Databricks architecture overview

The Databricks Unified Data Analytics Platform, from the original creators of Apache Spark, enables data teams to collaborate in order to solve some of the world’s toughest problems.

High-level architecture

Databricks is structured to enable secure cross-functional team collaboration while keeping a significant amount of backend services managed by Databricks so you can stay focused on your data science, data analytics, and data engineering tasks.

Databricks operates out of a control plane and a data plane.

  • The control plane includes the backend services that Databricks manages in its own Google Cloud account. Notebook commands and many other workspace configurations are stored in the control plane and encrypted at rest.
  • The data plane is managed by your Google Cloud account and is where your data resides. This is also where data is processed. You can use Databricks connectors so that your clusters can connect to external data sources outside of your Google Cloud account to ingest data or for storage. You can also ingest data from external streaming data sources, such as events data, streaming data, IoT data, and more.

The following diagram represents the flow of data for Databricks on Google Cloud:

Databricks architecture

Your data always resides in your Google Cloud account in the data plane and in your own data sources, not the control plane, so you maintain control and ownership of your data.

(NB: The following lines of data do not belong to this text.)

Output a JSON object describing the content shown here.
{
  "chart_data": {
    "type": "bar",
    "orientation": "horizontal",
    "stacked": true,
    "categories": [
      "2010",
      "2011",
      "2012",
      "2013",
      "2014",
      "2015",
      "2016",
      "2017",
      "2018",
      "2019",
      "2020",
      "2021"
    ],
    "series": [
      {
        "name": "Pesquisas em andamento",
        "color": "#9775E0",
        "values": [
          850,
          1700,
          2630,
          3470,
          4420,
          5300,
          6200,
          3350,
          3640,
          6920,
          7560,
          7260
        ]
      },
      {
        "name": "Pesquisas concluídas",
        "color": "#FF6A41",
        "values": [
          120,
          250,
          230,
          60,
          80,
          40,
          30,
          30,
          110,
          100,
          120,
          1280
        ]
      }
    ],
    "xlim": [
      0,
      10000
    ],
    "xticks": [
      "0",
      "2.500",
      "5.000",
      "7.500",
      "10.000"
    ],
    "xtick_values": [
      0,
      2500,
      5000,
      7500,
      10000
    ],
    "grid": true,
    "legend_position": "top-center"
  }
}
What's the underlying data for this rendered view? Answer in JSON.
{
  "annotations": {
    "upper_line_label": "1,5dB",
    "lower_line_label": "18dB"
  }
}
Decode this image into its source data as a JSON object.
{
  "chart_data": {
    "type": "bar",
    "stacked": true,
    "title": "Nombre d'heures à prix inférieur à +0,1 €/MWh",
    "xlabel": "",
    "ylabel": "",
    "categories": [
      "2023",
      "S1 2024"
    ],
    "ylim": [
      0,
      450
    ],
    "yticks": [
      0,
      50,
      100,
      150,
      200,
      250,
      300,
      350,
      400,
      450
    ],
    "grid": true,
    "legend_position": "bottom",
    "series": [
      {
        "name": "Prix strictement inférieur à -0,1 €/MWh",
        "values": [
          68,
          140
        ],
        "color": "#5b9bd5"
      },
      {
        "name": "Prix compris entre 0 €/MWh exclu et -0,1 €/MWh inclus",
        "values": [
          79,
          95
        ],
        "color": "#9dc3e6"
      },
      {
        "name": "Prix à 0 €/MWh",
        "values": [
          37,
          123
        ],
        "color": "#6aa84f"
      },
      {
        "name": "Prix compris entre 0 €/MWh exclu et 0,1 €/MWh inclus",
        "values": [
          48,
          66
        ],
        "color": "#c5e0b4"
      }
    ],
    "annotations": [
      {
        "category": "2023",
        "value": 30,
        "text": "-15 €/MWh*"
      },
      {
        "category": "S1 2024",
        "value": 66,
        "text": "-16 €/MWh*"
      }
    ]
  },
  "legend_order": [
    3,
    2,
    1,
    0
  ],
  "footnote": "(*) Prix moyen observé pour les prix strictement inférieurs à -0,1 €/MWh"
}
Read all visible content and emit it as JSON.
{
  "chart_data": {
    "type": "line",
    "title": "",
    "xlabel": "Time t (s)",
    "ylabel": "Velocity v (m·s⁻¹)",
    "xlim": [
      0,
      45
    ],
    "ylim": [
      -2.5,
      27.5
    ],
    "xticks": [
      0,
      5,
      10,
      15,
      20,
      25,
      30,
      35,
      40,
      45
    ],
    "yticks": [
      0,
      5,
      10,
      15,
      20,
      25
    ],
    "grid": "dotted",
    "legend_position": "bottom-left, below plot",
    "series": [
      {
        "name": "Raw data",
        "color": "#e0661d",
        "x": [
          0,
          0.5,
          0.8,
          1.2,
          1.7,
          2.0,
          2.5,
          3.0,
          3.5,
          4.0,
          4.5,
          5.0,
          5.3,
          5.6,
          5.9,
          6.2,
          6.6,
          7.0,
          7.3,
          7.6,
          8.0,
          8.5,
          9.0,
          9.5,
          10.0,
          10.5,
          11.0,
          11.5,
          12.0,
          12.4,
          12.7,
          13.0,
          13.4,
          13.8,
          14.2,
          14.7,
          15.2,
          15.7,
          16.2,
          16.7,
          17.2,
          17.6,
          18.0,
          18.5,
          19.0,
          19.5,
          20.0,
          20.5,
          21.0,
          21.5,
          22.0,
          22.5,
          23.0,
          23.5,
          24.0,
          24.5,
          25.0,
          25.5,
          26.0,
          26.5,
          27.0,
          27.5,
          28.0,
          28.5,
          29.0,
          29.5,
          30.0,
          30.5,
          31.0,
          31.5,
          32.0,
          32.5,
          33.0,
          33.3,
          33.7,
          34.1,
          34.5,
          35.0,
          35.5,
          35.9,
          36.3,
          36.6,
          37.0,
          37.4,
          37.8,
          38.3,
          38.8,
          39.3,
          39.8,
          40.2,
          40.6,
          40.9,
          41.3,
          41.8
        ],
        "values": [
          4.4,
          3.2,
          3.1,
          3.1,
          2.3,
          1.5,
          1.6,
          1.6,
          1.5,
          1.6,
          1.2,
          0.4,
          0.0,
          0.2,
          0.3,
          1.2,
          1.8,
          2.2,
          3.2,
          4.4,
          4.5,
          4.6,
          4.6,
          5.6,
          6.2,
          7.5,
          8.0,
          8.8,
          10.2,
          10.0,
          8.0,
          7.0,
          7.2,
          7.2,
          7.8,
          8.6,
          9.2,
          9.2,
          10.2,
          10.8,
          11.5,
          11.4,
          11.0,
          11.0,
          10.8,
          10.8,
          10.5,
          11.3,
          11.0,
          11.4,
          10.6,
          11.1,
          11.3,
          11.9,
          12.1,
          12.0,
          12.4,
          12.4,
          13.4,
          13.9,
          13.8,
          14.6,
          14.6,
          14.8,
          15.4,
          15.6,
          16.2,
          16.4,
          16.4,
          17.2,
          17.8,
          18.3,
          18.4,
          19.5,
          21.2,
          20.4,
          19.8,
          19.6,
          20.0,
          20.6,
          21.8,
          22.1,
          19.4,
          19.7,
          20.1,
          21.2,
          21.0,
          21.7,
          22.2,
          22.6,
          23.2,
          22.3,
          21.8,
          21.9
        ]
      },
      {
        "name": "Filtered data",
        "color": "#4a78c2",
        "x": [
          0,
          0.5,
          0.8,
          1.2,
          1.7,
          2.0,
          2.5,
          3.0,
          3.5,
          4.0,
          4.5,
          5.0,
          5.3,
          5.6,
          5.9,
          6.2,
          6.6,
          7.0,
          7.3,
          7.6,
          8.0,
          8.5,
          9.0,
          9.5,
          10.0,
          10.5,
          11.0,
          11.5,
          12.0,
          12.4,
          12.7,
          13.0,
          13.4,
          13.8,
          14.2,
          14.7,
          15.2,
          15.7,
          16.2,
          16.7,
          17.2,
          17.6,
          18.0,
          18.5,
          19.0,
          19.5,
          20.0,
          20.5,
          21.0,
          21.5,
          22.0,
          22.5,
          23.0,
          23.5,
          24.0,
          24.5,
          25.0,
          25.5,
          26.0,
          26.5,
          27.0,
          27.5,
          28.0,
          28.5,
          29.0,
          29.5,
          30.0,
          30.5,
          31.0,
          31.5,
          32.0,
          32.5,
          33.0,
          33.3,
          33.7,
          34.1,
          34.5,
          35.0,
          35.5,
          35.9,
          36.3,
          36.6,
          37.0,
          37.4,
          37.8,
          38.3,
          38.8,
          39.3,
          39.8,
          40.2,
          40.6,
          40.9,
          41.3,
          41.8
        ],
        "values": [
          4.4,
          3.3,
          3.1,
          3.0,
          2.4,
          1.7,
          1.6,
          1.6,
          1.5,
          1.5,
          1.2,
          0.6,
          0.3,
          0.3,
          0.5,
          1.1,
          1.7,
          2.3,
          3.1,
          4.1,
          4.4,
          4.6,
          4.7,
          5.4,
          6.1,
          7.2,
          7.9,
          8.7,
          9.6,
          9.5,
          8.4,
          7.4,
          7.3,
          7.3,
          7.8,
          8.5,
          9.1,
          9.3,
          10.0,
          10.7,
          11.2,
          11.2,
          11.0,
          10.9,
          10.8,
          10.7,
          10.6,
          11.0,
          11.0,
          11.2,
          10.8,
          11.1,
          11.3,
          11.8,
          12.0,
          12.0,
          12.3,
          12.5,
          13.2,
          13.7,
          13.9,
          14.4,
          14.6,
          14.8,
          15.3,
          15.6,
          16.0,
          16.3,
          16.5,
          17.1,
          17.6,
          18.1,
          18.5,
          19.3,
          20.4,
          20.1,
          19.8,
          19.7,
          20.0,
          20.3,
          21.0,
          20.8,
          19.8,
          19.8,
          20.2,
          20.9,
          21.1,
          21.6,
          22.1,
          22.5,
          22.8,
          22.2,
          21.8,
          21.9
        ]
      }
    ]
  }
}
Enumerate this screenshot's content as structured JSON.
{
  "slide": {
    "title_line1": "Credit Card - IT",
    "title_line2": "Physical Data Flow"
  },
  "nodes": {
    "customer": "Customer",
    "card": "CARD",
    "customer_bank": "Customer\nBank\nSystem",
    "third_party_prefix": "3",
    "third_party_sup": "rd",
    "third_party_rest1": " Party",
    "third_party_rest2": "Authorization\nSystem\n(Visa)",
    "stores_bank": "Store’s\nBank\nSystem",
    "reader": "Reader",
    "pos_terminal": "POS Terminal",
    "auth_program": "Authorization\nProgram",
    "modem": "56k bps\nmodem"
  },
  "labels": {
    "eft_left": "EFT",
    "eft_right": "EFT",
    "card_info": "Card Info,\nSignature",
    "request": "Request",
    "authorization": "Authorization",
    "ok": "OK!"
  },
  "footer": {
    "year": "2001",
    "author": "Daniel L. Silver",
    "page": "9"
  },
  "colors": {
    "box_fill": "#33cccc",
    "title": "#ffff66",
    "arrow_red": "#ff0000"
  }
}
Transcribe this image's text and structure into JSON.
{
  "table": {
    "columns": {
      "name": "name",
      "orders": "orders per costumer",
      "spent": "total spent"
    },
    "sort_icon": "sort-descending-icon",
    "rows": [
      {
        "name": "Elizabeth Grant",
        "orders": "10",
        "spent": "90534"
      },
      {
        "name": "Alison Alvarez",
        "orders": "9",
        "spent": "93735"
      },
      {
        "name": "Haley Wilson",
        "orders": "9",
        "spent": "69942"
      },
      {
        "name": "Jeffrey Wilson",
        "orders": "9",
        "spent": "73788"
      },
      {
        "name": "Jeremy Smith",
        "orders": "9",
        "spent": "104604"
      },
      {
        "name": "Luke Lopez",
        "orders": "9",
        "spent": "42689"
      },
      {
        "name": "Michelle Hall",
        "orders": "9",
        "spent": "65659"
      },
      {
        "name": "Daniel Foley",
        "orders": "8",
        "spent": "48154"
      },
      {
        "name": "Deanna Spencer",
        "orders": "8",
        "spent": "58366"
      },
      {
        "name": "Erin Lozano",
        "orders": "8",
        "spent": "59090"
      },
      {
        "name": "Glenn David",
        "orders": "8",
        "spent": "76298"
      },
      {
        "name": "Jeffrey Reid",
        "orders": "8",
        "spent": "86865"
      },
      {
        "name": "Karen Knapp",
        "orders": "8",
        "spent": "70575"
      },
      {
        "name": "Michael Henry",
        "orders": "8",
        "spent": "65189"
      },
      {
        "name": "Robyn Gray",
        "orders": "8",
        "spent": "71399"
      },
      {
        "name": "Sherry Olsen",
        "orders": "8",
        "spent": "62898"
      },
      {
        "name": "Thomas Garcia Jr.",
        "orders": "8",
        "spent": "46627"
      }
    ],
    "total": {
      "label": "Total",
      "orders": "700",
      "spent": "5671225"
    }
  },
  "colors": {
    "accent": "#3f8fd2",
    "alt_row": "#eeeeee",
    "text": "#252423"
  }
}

Job results reside in storage in your account. Interactive notebook results are stored in a combination of the control plane (partial results for presentation in the UI) and your Google Cloud storage.

Note

If you want interactive notebook results stored only in your cloud account storage, you can ask your Databricks representative to enable interactive notebook results in the customer account for your workspace. Note that some metadata about results, such as chart column names, continues to be stored in the control plane. This feature is in Public Preview.